Brillant!. Excellent composition and colours.
I'm not a big fan of retarders, but here you got a wonderful effect.
One question: The different colours of the longitudinal and tranversal cell walls, are due to its thickness or to the orientation?. (The defocused algae filaments in th background are near perpendicular and also show the same yellow in the transversal walls) (or are they a phantom image?)
I really don't know what is source of difference of colours. Now I think perhaps the main reason is chemical constitution of the cell walls. I don't know. Below I enclose separate image the filaments oriented like those ones below the first layer of filaments in the first image. You can see the transversal walls are the same colour (yellow) but the longitudinal ones are different (green). Perhaps is there anybody who could explain it.

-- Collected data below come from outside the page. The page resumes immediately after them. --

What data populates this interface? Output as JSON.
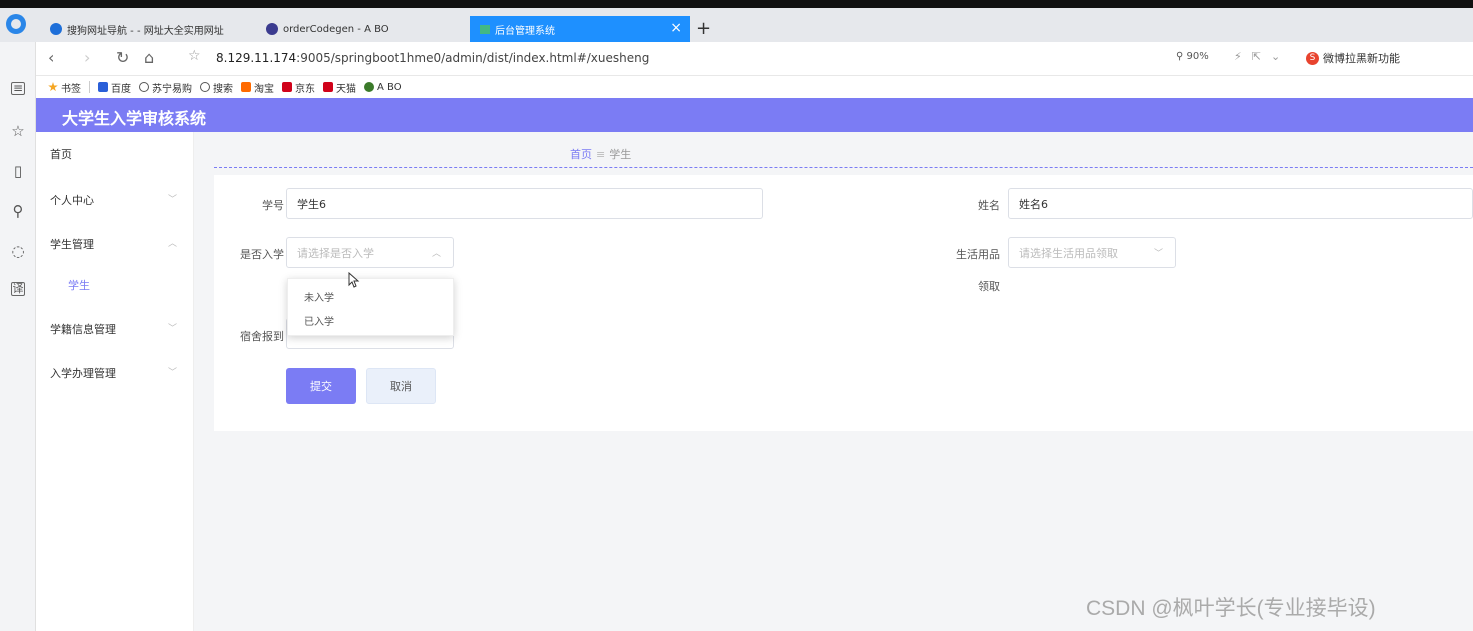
{
  "browser": {
    "tabs": [
      {
        "label": "搜狗网址导航 - - 网址大全实用网址",
        "active": false
      },
      {
        "label": "orderCodegen - A BO",
        "active": false
      },
      {
        "label": "后台管理系统",
        "active": true
      }
    ],
    "new_tab": "+",
    "tab_close": "×",
    "url_host": "8.129.11.174",
    "url_path": ":9005/springboot1hme0/admin/dist/index.html#/xuesheng",
    "zoom": "90%",
    "weibo_label": "微博拉黑新功能",
    "bookmarks": [
      "书签",
      "百度",
      "苏宁易购",
      "搜索",
      "淘宝",
      "京东",
      "天猫",
      "A BO"
    ]
  },
  "app": {
    "title": "大学生入学审核系统"
  },
  "sidebar": {
    "items": [
      {
        "label": "首页"
      },
      {
        "label": "个人中心"
      },
      {
        "label": "学生管理"
      },
      {
        "label": "学生"
      },
      {
        "label": "学籍信息管理"
      },
      {
        "label": "入学办理管理"
      }
    ]
  },
  "breadcrumb": {
    "home": "首页",
    "sep": "≡",
    "current": "学生"
  },
  "form": {
    "xuehao_label": "学号",
    "xuehao_value": "学生6",
    "xingming_label": "姓名",
    "xingming_value": "姓名6",
    "ruxue_label": "是否入学",
    "ruxue_placeholder": "请选择是否入学",
    "yongpin_label": "生活用品",
    "yongpin_label2": "领取",
    "yongpin_placeholder": "请选择生活用品领取",
    "sushe_label": "宿舍报到",
    "submit": "提交",
    "cancel": "取消"
  },
  "dropdown": {
    "options": [
      "未入学",
      "已入学"
    ]
  },
  "watermark": "CSDN @枫叶学长(专业接毕设)",
  "colors": {
    "accent": "#7b7cf4",
    "tab_active": "#1e90ff"
  }
}
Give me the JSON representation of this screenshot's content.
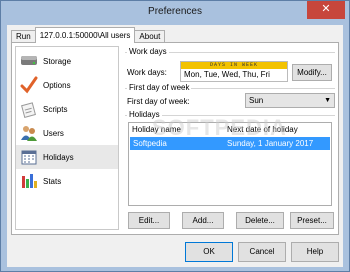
{
  "window": {
    "title": "Preferences",
    "close_glyph": "✕"
  },
  "tabs": [
    {
      "label": "Run"
    },
    {
      "label": "127.0.0.1:50000\\All users"
    },
    {
      "label": "About"
    }
  ],
  "sidebar": {
    "items": [
      {
        "label": "Storage",
        "icon": "storage-icon"
      },
      {
        "label": "Options",
        "icon": "checkmark-icon"
      },
      {
        "label": "Scripts",
        "icon": "scripts-icon"
      },
      {
        "label": "Users",
        "icon": "users-icon"
      },
      {
        "label": "Holidays",
        "icon": "calendar-icon"
      },
      {
        "label": "Stats",
        "icon": "stats-icon"
      }
    ],
    "selected": "Holidays"
  },
  "work_days": {
    "group_title": "Work days",
    "label": "Work days:",
    "banner": "DAYS IN WEEK",
    "value": "Mon, Tue, Wed, Thu, Fri",
    "modify_label": "Modify..."
  },
  "first_day": {
    "group_title": "First day of week",
    "label": "First day of week:",
    "value": "Sun"
  },
  "holidays": {
    "group_title": "Holidays",
    "columns": [
      "Holiday name",
      "Next date of holiday"
    ],
    "rows": [
      {
        "name": "Softpedia",
        "date": "Sunday, 1 January 2017"
      }
    ],
    "buttons": {
      "edit": "Edit...",
      "add": "Add...",
      "delete": "Delete...",
      "preset": "Preset..."
    }
  },
  "watermark": "SOFTPEDIA",
  "footer": {
    "ok": "OK",
    "cancel": "Cancel",
    "help": "Help"
  },
  "colors": {
    "title_bg": "#a9c1de",
    "close": "#c7463c",
    "selection": "#3399ff",
    "banner": "#f2c200"
  }
}
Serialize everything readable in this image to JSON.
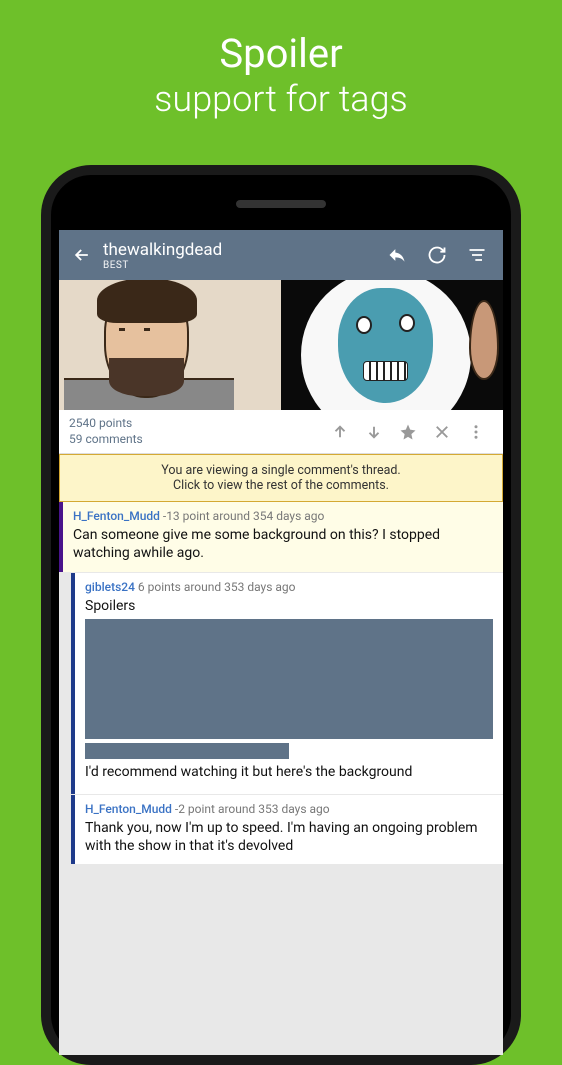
{
  "promo": {
    "line1": "Spoiler",
    "line2": "support for tags"
  },
  "appbar": {
    "title": "thewalkingdead",
    "subtitle": "BEST"
  },
  "post": {
    "points": "2540 points",
    "comments": "59 comments"
  },
  "notice": {
    "line1": "You are viewing a single comment's thread.",
    "line2": "Click to view the rest of the comments."
  },
  "comments": [
    {
      "user": "H_Fenton_Mudd",
      "meta": "-13 point around 354 days ago",
      "body": "Can someone give me some background on this? I stopped watching awhile ago."
    },
    {
      "user": "giblets24",
      "meta": "6 points around 353 days ago",
      "body_intro": "Spoilers",
      "body_after": "I'd recommend watching it but here's the background"
    },
    {
      "user": "H_Fenton_Mudd",
      "meta": "-2 point around 353 days ago",
      "body": "Thank you, now I'm up to speed. I'm having an ongoing problem with the show in that it's devolved"
    }
  ]
}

Although the formal explanation is somewhat technical, I can give you a simple "hand waving" explanation that will explain most of what you are seeing. If I understand your setup correctly you have a linear polarizer followed by a quarter wave plate in your illuminator, and another linear polarizer after your objective. On closer reading, you may have a full wave plate or half wave plate in there too...not sure from your post. The effect is a well-known function of the birefringence of your sample illuminated by the circularly polarized light (well, elliptically polarized really but don't worry about it) you are providing using your quarter wave plate.
Basically, the layers of cellulose in the cell walls of your algae will form another waveplate. At some wavelengths of light (depending on how thick the layers are and their orientation) the combination of the two waveplates (the one you put in your scope, and the one nature put in your sample) will turn the circular polarized light into linearly polarized light (say in the X direction) and your polarizer will block them. At other wavelengths the combination will result in the orthogonal (Y) polarization and these wavelengths will pass through your upper polarizer. If the combination of sample + waveplate removes blue wavelengths the sample layers will look red, if it removes a wider range around the blue region of the spectrum you will see something more towards orange. Where the combination removes red wavelengths you will observe blue coloration. In your images this shows up clearly where one orientation of the cell walls is orange, and the orthogonal cell walls are green...If you rotate your sample (or the quarter wave plate) 90 degrees you will see the orange layers turn to green and visa versa...since you will have exchanged the orientation of the layers with respect to your polarizers. If the particular strands of algae have slightly differing thickness you will of course see different colors, but the change as you rotate your sample should remain essentially the same.
Hope this is not too confusing, I can post a diagram later if you want.